From trust-based to rule-based: The future of CeFi vs. DeFi in Web3
What is happening?
The recent events in the Web3 space have once again shown what can go wrong with centralized intermediaries that rely on opaque, error-prone, and at times arbitrary practices and processes. The main issue is that users cannot verify the credibility of a statement (say, of a company’s CEO) until it is too late.
Besides the numerous calls for more regulation, this has also started and amplified a trend of moving from centralized and trust-based operations to decentralized and rule-based ones.
CeFi as Gatekeepers
While less in the limelight in recent weeks, there is another issue that centralized entities have: They mostly limit the access to participation opportunities to their client base, which is usually further restricted to a specific target group and excludes particular participant categories and jurisdictions. This exclusivity prevents the optimal allocation of capital and leads to centralized providers not only having a lot of influence on the perception of the Web3 space (as evident from recent events) but also directly on the evolution of the Web3 space itself.
DeFi over CeFi
In the past weeks, many centralized providers have taken steps towards more transparency, such as making proof-of-reserves audits public and vowing to do so in regular intervals. However, decentralized finance (DeFi) already offers an alternative with favorable attributes, such as being entirely transparent and rule-based.

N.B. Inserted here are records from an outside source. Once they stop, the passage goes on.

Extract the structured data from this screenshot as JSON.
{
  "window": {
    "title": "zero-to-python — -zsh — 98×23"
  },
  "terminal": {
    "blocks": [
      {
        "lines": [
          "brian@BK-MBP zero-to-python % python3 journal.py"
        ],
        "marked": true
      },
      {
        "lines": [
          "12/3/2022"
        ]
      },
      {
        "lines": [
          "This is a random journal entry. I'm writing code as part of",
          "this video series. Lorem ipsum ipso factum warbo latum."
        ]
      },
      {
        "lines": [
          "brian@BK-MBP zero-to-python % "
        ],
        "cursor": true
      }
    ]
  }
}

DeFi gives users greater control over their assets, and mitigates counterparty risk. There is no arguing with a piece of software — no uncollateralized loans, no hidden agreements. The importance of this became apparent when entities that faced liquidity crunches recently first paid back their DeFi loans before Chapter 11’ing on the CeFi ones. Having an immutable, open and verifiable record of transactions naturally provides a high level of accountability.
This accountability has led some centralized entities to already incorporate DeFi (or some aspects of it) into their service offerings. However, there is still a problem at the heart of DeFi: How can regulatory requirements be satisfied?

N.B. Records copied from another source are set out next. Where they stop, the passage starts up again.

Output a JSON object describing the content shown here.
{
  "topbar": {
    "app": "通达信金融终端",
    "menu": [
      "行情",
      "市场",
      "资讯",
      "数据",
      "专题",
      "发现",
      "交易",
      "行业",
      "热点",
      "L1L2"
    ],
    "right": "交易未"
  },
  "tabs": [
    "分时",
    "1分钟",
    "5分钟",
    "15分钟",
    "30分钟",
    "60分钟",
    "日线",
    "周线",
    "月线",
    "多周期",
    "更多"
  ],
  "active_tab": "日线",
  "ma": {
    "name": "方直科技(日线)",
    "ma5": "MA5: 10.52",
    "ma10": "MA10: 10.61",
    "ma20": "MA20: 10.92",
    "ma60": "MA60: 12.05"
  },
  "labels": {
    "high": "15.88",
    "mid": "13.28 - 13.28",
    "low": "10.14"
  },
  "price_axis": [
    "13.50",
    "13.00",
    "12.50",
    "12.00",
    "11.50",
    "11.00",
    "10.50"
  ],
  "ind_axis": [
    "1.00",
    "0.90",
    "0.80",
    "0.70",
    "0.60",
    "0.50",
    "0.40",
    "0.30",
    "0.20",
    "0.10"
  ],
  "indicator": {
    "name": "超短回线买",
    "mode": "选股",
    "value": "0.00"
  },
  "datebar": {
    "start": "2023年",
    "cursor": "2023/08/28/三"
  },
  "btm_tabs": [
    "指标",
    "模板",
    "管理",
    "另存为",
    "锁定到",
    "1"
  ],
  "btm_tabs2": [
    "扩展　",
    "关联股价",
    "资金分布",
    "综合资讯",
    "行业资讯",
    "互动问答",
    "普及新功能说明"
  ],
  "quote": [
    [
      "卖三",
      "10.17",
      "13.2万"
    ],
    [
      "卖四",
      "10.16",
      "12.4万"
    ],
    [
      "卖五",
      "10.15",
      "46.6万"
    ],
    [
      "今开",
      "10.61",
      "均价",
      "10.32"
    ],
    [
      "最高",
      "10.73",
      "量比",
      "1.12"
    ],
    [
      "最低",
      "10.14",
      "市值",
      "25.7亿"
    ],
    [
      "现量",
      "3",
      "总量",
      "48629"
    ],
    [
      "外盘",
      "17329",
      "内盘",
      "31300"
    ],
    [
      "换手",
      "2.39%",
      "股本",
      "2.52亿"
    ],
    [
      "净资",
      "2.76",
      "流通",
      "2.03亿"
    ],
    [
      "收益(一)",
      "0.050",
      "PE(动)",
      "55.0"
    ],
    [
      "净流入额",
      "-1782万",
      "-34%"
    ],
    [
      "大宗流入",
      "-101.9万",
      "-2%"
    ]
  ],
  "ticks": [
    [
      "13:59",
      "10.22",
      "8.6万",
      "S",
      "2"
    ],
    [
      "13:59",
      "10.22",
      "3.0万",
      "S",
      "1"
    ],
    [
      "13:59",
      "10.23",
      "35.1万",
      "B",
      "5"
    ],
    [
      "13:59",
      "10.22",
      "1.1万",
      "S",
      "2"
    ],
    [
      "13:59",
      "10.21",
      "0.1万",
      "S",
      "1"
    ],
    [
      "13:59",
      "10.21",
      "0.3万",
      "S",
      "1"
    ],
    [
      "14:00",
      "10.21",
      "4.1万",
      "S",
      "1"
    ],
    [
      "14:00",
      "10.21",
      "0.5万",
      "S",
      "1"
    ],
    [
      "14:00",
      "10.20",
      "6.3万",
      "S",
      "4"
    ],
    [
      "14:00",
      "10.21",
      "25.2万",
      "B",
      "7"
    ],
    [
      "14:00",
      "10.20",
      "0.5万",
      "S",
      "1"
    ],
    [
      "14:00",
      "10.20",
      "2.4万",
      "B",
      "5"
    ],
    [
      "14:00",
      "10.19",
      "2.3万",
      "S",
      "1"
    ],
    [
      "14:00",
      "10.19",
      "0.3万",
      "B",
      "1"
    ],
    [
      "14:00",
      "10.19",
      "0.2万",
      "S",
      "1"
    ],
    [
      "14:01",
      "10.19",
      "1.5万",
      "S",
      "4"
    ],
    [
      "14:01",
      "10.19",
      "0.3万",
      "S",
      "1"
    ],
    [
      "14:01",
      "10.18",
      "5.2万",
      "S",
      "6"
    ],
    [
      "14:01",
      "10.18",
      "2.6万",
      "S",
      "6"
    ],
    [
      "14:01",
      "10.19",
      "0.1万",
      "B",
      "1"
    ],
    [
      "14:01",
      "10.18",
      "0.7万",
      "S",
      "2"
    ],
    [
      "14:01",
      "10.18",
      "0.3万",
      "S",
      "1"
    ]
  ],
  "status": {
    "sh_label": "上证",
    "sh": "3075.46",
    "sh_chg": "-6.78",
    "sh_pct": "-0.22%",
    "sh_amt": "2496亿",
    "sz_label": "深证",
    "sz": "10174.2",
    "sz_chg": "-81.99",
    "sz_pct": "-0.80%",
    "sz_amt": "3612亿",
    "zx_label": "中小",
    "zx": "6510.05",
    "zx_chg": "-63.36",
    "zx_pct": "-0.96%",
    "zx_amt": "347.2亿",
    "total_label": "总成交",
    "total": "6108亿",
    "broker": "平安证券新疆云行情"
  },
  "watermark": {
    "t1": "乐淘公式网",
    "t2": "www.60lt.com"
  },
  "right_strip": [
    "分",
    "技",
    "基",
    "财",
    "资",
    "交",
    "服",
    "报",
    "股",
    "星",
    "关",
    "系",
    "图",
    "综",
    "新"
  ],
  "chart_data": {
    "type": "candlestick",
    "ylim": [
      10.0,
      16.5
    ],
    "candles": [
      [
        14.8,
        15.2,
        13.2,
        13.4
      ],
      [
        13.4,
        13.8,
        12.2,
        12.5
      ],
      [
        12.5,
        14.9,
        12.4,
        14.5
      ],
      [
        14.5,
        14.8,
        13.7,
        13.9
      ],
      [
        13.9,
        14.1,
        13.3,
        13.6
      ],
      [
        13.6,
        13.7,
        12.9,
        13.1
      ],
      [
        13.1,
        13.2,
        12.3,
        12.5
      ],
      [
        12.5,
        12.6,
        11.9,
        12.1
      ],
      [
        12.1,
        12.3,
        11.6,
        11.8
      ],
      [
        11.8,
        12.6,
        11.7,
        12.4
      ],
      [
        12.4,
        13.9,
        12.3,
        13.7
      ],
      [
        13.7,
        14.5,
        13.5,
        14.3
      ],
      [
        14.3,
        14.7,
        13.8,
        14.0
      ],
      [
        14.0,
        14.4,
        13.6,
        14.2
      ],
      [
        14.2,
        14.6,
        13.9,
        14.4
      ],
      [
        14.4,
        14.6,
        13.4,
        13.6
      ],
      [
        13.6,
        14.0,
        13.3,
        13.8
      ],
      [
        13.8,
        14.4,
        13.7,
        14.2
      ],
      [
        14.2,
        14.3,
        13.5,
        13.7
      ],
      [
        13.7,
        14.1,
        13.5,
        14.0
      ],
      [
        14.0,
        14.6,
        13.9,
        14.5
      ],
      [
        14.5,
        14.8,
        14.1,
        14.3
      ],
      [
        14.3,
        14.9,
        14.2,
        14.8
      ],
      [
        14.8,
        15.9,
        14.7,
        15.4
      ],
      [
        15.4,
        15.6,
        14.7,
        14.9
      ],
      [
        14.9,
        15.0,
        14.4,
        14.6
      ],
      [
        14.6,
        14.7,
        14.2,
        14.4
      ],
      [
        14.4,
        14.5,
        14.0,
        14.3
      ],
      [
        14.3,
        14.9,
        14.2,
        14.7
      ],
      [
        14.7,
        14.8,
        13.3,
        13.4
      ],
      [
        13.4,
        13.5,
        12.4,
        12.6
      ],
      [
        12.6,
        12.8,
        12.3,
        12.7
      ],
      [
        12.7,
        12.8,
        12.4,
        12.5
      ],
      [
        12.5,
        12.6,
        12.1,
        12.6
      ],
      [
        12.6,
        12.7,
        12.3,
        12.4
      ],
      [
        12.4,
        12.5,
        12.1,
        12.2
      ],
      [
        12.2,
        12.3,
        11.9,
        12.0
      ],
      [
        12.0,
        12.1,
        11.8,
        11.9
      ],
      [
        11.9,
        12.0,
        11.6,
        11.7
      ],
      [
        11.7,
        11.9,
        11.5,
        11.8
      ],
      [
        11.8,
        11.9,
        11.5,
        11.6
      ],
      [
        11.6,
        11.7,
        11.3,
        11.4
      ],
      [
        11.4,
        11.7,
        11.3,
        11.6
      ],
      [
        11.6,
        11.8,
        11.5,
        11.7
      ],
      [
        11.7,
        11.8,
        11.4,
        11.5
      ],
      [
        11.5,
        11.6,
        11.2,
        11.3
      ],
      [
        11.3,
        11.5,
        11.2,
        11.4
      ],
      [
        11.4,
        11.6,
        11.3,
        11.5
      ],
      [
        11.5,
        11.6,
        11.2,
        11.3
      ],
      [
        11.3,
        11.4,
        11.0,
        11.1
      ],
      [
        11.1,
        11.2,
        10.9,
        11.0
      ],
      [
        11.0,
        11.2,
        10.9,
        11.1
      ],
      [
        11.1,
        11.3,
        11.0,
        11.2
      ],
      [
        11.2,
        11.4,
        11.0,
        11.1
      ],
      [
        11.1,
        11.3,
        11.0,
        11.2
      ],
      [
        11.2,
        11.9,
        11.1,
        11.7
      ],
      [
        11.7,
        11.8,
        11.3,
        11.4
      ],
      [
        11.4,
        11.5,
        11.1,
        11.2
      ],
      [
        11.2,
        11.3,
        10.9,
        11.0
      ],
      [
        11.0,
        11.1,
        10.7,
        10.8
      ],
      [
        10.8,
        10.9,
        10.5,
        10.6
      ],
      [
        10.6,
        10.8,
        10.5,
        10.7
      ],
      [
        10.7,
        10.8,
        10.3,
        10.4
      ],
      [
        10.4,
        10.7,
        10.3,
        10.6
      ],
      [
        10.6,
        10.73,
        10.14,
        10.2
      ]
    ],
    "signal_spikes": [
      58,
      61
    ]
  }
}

Polimec: Evolving Fundraising to the next Stage
Current solutions lack adequate frameworks to enable network participants to comply with regulatory requirements without renouncing data privacy in a permissionless protocol. Polimec, on the other hand, is built to do exactly this without any intermediaries or counterparty risk. Access to participation opportunities is opened globally through a credentialing system appropriate for each participant type (retail, professional, institutional). A specially designed, community-driven, incentivized due diligence process helps participants make more informed decisions.

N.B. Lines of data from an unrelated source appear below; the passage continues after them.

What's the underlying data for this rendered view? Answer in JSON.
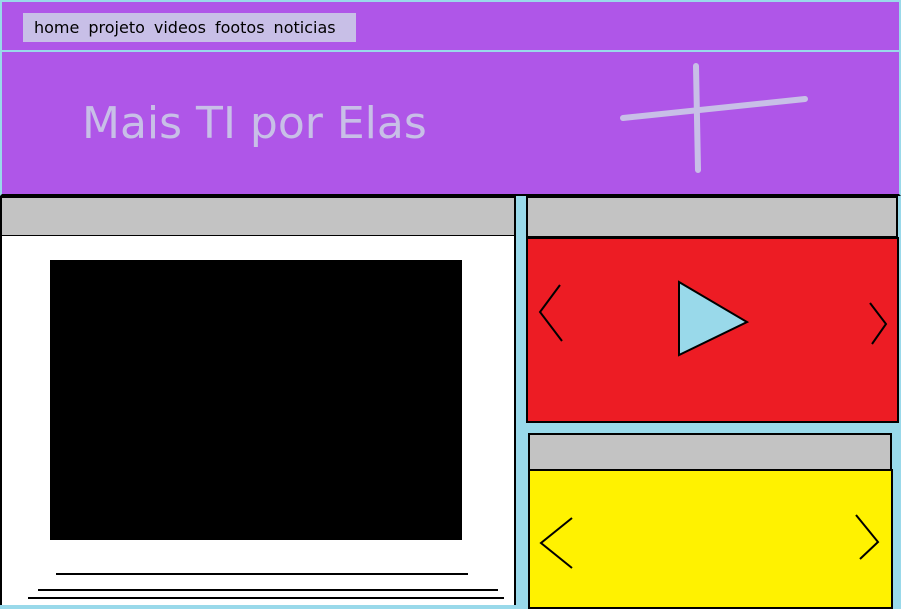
{
  "nav": {
    "items": [
      "home",
      "projeto",
      "videos",
      "footos",
      "noticias"
    ]
  },
  "banner": {
    "title": "Mais TI por Elas"
  },
  "colors": {
    "purple": "#af56e8",
    "lavender": "#c8bfe7",
    "light_blue": "#99d9ea",
    "gray": "#c3c3c3",
    "red": "#ed1c24",
    "yellow": "#fff200"
  },
  "icons": {
    "banner_mark": "cross-mark-icon",
    "prev": "chevron-left-icon",
    "next": "chevron-right-icon",
    "play": "play-icon"
  }
}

Polimec is transparent throughout the fundraising process regarding entry prices, vesting periods, and token allocations. From the perspective of a team looking to raise funds and eventually launch its own token, Polimec accompanies and automates every step of the process — from fundraising to token distribution upon mainnet launch.
Conclusion
In the medium term, both centralized and decentralized variants will likely remain, possibly with different target groups and regular users. Decentralized solutions such as Polimec build the basis for a transparent and open Web3, combining the core concepts of Web3 with verifiable credentials on self-sovereign decentralized identifiers. This enables network participants to comply with regulatory requirements while keeping the significant benefits of DeFi, such as the trustless verifiability of transactions. In the end, this is another crucial step along the way towards large-scale, global adoption.